Saturday, 26 December 2009

Just About Christmas


Friday 25.12.09


Twenty minutes until the end of Christmas Day, so Merry Christmas for the moment.


It has been a stressful, strange trip to get here. That sickness bug hasn't truly gone away, and there was a point at the supermarket on Wednesday when I didn't think I'd make it through the checkout. Luckily, everyone pitched in and by New Years Eve (which was H's 16th birthday) we were ready. It should have been easy as we weren't expecting visitors and there's only the four of us. The pressure is always to create, for one day of the year only, the perfect 24 hours. One of the last things I said to Nick last night was that I regretted that I had forgotten to get dates. This was a bizarre thought considering that we had spent £200 on food for just the four of us. That's the price of three weeks shopping aimed mainly at just the one day. There's loads left to eat, but the quest is always for luxury, variety, choice. Let no-one mention value or nutrition. Let us all nibble on anything (this year, anything but dates), and not be disappointed.

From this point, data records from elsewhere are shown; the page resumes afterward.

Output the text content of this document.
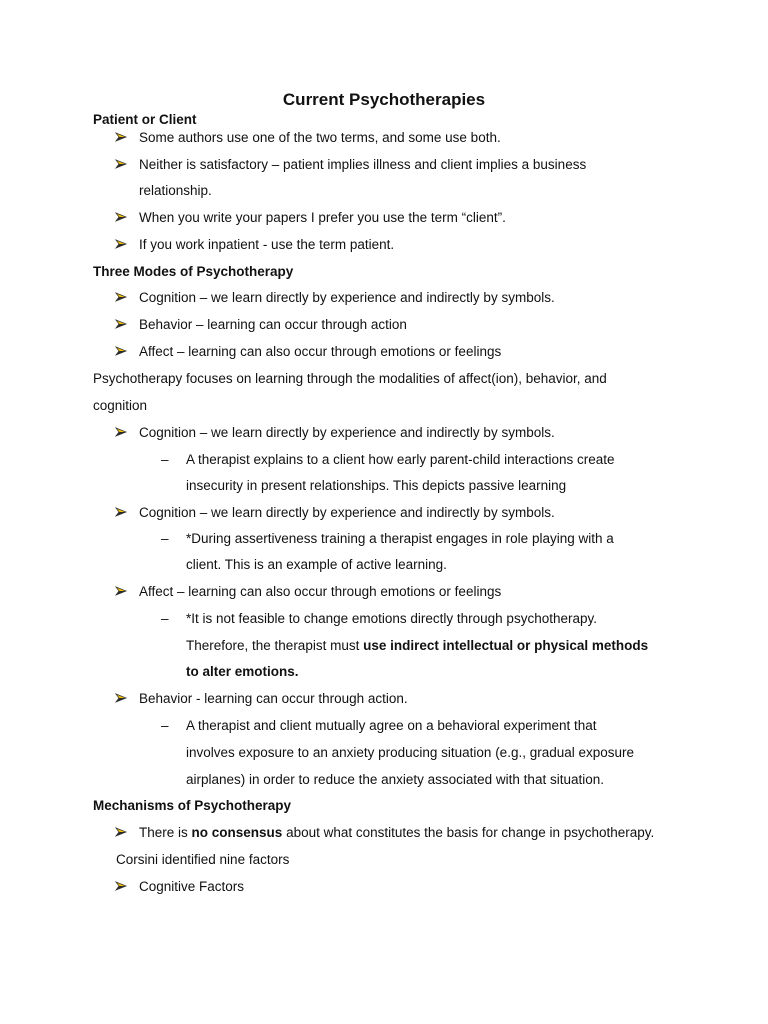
Current Psychotherapies
Patient or Client
Some authors use one of the two terms, and some use both.
Neither is satisfactory – patient implies illness and client implies a business
relationship.
When you write your papers I prefer you use the term “client”.
If you work inpatient - use the term patient.
Three Modes of Psychotherapy
Cognition – we learn directly by experience and indirectly by symbols.
Behavior – learning can occur through action
Affect – learning can also occur through emotions or feelings
Psychotherapy focuses on learning through the modalities of affect(ion), behavior, and
cognition
Cognition – we learn directly by experience and indirectly by symbols.
– A therapist explains to a client how early parent-child interactions create
insecurity in present relationships. This depicts passive learning
Cognition – we learn directly by experience and indirectly by symbols.
– *During assertiveness training a therapist engages in role playing with a
client. This is an example of active learning.
Affect – learning can also occur through emotions or feelings
– *It is not feasible to change emotions directly through psychotherapy.
Therefore, the therapist must use indirect intellectual or physical methods
to alter emotions.
Behavior - learning can occur through action.
– A therapist and client mutually agree on a behavioral experiment that
involves exposure to an anxiety producing situation (e.g., gradual exposure
airplanes) in order to reduce the anxiety associated with that situation.
Mechanisms of Psychotherapy
There is no consensus about what constitutes the basis for change in psychotherapy.
Corsini identified nine factors
Cognitive Factors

We weren't disappointed. I was up last, as usual. We sat around opening presents. It was clear, as it always is that my fears that there weren't enough parcels were unfounded. Everyone had something of what they wanted, something of what they needed, and something naff. This year, the family took a risk and played a trick on me.


'Your present is on the dining table', Nina called, 'Keep it upright!'

'You'd better open that one first' Nick added.

I picked up the large box shape. It felt cool, like it concealed the bars of the cage. Rats have been in my mind lately. There is an infestation on the paths close to our house, and many have been seen in daylight. Bait has been placed. In the petshop, we had browsed the pet displays, and I had been talking about how Nick and I once had a rat, given to us by a friend. I just couldn't get to like it. Although it was friendly, the sight of the tail weaving through the cage was unsettling. I was concerned that my family had bought me a pet. I don't want one.

I brought in the gift and began, gingerly, to pick at the wrapping. There was a whiff of sawdust. I felt something move inside of the cage. My heart sank. I didn't want to ruin Christmas before it had properly begun but it seemed too much to cope with. I pulled off a little more paper. There was a largeish, dark shape, two beady eyes. Holding my breath, I pulled off the paper. Two soft toy rats, one black, one white, on a bed of shavings inside Nina's spare gerbil cage.

They had been planning it for days. I love my family.


Then, the Christmas routines kicked in. Luxury breakfast of choice. I had bagel with smoked salmon and cream cheese this year. The kids had crumpets. I got the dinner on, chicken this year, and went back and forth between the tv, a book and keeping an eye on it all. We listened to the Queen's Speech, heavy on the Commonwealth, and speculated on what this meant.


The dining room, decorated just yesterday by the kids and finally tidied by Nick this morning looked Christmassy. e ate the dinner, commenting on the awful Christmas CD. 'It's an old one, we never listen to', Nick said. 'Not surprised, it's rubbish'. Corny covers of old time classics. Dinner and fake champagne made up for it. And the company of course.


Phone calls to family. Rich rang from China. A game of Monopoly. More TV. Chocolate. Cheese. Satsuma. Mince Pie. More wine. Cups of tea.


Now, quarter past midnight. Boxing Day. Just me up. Facebook, Twitter, Blogger.


A Merry Christmas to all, and to all, a Good Night.